Majority Whip Rep. Kevin McCarthy, R-Calif., a key member of the House leadership whose agricultural district is more than 30 percent Latino, would see nearly 17,000 new jobs back home if the Senate bill were implemented. And even Rep. Steve King, R-Iowa, who has made headlines for expressing disdain for immigrants who entered the country illegally, would see more than 13,000 new jobs in his district.
It is not the first to show that immigration reform could stimulate the economy. The Congressional Budget Office estimated the Senate bill would cut the deficit by more than $680 billion, and a July study by the Institute on Taxation and Economic Policy ishowed that reform would boost state and local tax revenues by $2 billion a year.
In June, the Senate overwhelmingly passed the Border Security, Economic Opportunity, and Immigration Modernization Act of 2013 complete with its reformed visa programs and a path to citizenship for the 11 million immigrants who entered the country illegally. But Republican leaders within the House of Representatives have sworn off the bill as too progressive, expensive and ineffective. They even blasted the border surge plan, which would double the number of border patrol agents.

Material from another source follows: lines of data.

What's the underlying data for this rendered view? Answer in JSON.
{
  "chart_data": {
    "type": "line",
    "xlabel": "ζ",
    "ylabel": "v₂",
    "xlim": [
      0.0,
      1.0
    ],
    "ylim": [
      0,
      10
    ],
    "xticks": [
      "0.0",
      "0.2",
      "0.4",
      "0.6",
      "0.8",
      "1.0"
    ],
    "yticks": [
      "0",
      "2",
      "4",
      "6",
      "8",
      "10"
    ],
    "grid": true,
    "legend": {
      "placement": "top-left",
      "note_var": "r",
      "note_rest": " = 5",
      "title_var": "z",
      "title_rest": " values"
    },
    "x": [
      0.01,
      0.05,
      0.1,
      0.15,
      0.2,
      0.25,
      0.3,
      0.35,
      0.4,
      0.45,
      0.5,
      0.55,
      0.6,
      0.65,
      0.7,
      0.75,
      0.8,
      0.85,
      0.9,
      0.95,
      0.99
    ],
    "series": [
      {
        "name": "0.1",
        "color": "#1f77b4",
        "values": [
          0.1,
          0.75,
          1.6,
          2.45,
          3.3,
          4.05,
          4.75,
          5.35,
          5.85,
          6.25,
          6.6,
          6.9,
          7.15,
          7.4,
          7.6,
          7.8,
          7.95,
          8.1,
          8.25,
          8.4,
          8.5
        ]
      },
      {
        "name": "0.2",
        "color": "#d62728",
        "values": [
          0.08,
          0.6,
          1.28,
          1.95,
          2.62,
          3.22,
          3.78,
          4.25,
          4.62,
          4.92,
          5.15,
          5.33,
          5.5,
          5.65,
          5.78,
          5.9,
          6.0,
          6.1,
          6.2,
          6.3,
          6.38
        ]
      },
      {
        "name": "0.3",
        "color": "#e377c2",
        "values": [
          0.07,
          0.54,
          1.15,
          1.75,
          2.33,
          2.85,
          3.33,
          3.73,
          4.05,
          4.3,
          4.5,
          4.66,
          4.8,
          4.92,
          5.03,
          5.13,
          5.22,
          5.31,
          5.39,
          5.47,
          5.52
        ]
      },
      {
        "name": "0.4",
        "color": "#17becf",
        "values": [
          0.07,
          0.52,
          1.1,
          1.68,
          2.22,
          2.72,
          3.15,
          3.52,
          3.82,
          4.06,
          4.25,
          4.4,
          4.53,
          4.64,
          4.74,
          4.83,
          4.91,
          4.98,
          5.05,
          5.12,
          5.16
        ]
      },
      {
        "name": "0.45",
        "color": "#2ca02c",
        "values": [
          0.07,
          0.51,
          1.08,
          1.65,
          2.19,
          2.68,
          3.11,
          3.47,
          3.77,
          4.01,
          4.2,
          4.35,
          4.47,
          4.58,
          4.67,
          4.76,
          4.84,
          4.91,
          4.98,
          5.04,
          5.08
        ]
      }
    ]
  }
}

House Speaker John Boehner has stated he won't bring the Senate bill to floor, but will instead count on his committee leaders to work on legislation piece by piece. So far, the House has cleared border security bills from committee, but have not dealt with the question of what to do with immigrants living in the country illegally.
The American Action Network has spent $1 million fighting for immigration reform since March and is optimistic their efforts and the report might push House Republicans to act more quickly when they return from recess. The AAN is part of a broader coalition of Republican think tanks and leaders pushing an economic argument for immigration reform and hoping to convince members on the fence that supporting comprehensive reform could help the government generate more revenue.
"These findings prove that conservative immigration reform would help local economies in every district in America. Congress should continue working on true methodical immigration reform to fix the broken border and help local economies grow," AAN leader Brian Walsh said in a statement.